Key Points:

  • The Fed's shift from quantitative tightening and rate cuts to creating liquidity reduces the appeal of fixed-income assets.

  • Tech credit risk surges, exemplified by Oracle's high debt protection costs, prompting investors to seek scarce assets like Bitcoin.

Bitcoin fell 4% on Friday, touching a low of $88,140, extending its decline to 19% since November. Meanwhile, the S&P 500 is less than 1% from its historical high. This sharp divergence may soon be corrected through Bitcoin's strong upward movement, driven by major central bank policy shifts and rising credit pressure.

This "perfect storm" is expected to push Bitcoin to the psychologically significant $100,000 mark before year-end.

Declining Appeal of Fixed Income and Rising Tech Credit Risk May Boost Bitcoin's Rebound

The most critical factor is the Fed's pivot from quantitative tightening. Quantitative tightening is the process of withdrawing liquidity from the financial system by allowing Treasury bonds and mortgage-backed securities to mature without reinvesting the funds. The Fed officially ended this program on December 1.

Fed Total Assets, USD. Source: TradingView

Over the past six months, the Fed's balance sheet has shrunk by $1.36 trillion, removing a significant amount of cash. The market is actively anticipating the next phase based on lower interest rates. According to CME FedWatch Tool data, bond futures assign an 87% probability of a rate cut at Wednesday's Fed meeting, with three rate cuts fully priced in by September 2026.

US Money Market Fund Assets, USD Trillion. Source: Bloomberg

Lower interest rates and increased systemic liquidity fundamentally weaken the demand for fixed-income assets. As the Fed cuts rates, the return on new bond issuances also decreases, reducing their appeal to institutional capital. According to Bloomberg data, US money market funds have now reached a historic high of $8 trillion.

Oracle Debt Credit Default Swaps. Source: Bloomberg

Potential capital rotation is further incentivized by the stock market, particularly structural risks in the tech sector. The cost of using credit default swaps to protect against Oracle (ORCL) debt default has surged to its highest level since 2009. As of the end of August, Oracle holds $105 billion in debt, including leases.

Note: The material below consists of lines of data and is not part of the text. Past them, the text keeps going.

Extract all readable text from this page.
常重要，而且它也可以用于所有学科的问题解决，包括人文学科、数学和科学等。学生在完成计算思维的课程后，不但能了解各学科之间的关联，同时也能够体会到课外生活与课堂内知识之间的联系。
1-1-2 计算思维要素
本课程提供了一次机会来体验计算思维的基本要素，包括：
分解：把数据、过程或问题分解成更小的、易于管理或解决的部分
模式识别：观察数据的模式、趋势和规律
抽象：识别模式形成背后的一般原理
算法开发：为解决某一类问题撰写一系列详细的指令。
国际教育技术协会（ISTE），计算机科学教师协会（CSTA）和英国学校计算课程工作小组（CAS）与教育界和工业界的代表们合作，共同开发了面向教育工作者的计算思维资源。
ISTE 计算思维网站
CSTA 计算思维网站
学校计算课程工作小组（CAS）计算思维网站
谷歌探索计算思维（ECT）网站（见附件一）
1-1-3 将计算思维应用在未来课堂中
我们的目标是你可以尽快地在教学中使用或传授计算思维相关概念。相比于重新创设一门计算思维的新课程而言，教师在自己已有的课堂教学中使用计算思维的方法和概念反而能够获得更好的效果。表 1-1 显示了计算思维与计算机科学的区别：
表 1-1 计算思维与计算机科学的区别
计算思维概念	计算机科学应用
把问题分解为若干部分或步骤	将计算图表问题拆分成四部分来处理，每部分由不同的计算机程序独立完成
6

According to Bloomberg, Oracle relies on tens of billions of dollars in revenue from OpenAI. The company is the largest debt issuer outside the banking sector in the Bloomberg US Corporate Bond Index. "Investors are increasingly concerned about how much supply there might be in the future," according to a credit strategy report from Fitch Group.

US Bank Says Fed Rate Stability Increases Probability of Slowdown

Investors are worried about this high-risk push, including US President Trump's Genesis Mission—a national plan aimed at doubling US research productivity through AI and nuclear energy. The surge in demand for debt protection shows extreme unease that massive debt-driven spending may not generate sufficient returns.

Bank of America strategist Michael Hartnett stated that if the Fed signals maintaining stable interest rates, the probability of a broader economic slowdown will significantly increase. This uncertainty, coupled with the demand for less stimulus-dependent growth, makes Bitcoin's scarcity more attractive as institutional capital seeks to reduce its exposure to traditional tech risks.

The Fed's formal end to the "water withdrawal" style liquidity withdrawal plan, combined with the market's aggressive pricing of rate cuts, provides a strong tailwind. With tech credit risk surging due to massive AI-related debt, capital is structurally prepared to shift to scarce assets. This convergence paves a clear path for Bitcoin to break through the $100,000 milestone in the coming months.